Dying to meet you

16 Jun 2011 Voices

Robert Ashton envisages a future where a network of comfortable assisted-suicide centres are run as social enterprises.

Sir Terry Pratchett on the BBC Choosing to Die documentary

Robert Ashton envisages a future where a network of comfortable assisted-suicide centres are run as social enterprises.

Sir Terry Pratchett’s recent BBC documentary (pictured) that screened the first TV suicide was always going to provoke a lively debate. Assisted suicide and those one-way trips to Geneva raise some highly emotive issues that many find too challenging to think about. It was brave of Peter Smedley to take his deadly dose in front of the cameras and a shame that he is no longer around to join in the debate.

For me there is no debate. I would certainly make that journey myself if terminally ill and no longer able to enjoy life. I’ve already bequeathed my body to Gunther von Hagen’s Bodyworlds exhibition so that when I die, I’ll be plastinated and put on public display. You can see that I am not in the slightest bit squeamish about my mortality.

But for me there’s an underlying debate that’s yet to take place. In 20 years time the UK population of old folk over 85 will double. That’s an awful lot of people needing expensive long-term medical care, costly social care in the home and sitting on assets badly needed by the cash-starved younger generation. In my own case, the sole surviving oldie in my life is pushing 87 and fortunately still enjoying life. But when he does go, any inheritance will form the deposit for my son’s first house.

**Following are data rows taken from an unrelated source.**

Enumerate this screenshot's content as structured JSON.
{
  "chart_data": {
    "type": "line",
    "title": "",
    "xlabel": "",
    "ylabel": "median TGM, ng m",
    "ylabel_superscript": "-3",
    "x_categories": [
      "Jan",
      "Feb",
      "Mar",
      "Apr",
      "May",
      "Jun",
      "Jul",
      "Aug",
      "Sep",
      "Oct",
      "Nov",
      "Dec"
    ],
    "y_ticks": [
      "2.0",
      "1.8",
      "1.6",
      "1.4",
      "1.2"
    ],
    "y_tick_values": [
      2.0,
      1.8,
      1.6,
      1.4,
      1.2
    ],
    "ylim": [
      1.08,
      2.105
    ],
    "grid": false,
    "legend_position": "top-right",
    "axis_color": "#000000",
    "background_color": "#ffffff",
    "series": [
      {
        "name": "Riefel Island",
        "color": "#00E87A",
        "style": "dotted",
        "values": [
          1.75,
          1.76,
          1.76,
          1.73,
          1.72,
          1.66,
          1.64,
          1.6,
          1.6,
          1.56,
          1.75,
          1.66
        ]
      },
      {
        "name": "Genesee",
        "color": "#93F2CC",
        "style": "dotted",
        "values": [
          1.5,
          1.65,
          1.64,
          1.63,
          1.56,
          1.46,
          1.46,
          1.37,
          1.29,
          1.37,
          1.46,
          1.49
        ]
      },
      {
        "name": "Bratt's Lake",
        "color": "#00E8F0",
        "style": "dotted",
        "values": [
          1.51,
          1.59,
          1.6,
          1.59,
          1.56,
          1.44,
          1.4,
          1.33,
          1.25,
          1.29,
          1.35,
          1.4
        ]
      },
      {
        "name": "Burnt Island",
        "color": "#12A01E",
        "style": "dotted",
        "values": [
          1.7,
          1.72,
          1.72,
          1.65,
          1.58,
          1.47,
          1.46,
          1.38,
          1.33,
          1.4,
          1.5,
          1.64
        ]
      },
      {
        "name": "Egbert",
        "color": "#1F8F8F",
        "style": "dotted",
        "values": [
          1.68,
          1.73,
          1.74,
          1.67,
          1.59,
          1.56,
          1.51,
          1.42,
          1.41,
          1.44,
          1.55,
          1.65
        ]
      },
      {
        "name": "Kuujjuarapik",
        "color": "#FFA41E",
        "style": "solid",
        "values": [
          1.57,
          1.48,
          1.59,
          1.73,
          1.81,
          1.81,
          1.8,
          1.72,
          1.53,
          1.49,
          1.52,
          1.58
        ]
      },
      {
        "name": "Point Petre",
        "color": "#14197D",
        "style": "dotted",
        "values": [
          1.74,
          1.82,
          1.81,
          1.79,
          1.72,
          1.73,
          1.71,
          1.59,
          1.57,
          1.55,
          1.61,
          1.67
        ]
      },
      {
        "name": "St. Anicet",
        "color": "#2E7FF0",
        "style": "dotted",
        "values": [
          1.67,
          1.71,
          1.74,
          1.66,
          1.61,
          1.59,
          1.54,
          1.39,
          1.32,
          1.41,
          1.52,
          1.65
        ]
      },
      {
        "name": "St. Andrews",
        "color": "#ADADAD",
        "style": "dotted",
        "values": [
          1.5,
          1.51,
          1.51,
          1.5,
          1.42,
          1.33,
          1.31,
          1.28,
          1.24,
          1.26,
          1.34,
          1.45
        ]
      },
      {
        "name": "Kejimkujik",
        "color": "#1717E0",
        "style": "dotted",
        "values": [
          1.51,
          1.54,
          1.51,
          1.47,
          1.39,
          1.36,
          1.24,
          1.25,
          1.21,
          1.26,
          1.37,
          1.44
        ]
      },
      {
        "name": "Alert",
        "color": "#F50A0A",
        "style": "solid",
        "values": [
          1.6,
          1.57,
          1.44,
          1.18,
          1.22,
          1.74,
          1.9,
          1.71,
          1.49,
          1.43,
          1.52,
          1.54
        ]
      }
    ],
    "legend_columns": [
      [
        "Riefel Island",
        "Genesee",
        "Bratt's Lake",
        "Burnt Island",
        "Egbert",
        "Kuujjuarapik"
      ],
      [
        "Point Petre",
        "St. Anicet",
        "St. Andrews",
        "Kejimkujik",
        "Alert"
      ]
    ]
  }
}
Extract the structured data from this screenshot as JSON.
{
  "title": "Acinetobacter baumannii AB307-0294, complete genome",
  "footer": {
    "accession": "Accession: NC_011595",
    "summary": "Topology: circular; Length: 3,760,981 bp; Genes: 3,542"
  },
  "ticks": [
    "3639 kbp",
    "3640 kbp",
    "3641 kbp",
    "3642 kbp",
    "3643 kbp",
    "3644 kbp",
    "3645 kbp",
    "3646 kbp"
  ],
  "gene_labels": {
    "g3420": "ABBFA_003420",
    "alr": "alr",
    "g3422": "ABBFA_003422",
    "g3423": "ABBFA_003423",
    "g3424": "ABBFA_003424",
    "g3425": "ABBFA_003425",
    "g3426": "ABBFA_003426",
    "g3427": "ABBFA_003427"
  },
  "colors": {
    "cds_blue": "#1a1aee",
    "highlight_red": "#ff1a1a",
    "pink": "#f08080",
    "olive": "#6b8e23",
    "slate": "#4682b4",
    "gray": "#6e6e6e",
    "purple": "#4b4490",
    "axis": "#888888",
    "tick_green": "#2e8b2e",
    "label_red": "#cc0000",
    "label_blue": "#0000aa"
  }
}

So while philosophically I think we should all have the right to end our lives when we feel the time is right, the opportunities for coercion by greedy relatives cannot be underestimated. Furthermore no amount of legislation, protection or pre-mortem checks and interviews can prevent the wicked from eroding a vulnerable person’s feeling of self-worth to the point where they give in and agree.

Politically, assisted-suicide legislation must present an almost unmissable opportunity to diminish the cost burden of a fast-ageing population. You could, without too much imagination, realise that in time assisted suicide could become the norm rather than the exception.

Almost 30 years ago, the art-house film ‘Soylent Green’ depicted a future time where going to die became as natural a thing to do as going on holiday. Characters in the film went out to soothing music and the panoramic projection of comforting countryside scenes. And then they were processed into protein-rich biscuits that fed the rest of the population.

I’m not for a moment suggesting our government will one day introduce cannibalism, but some nice assisted-suicide centres are, in my view, far more likely. Would they be friendly social enterprises, or cold and clinical state facilities? Now that’s an even more interesting question!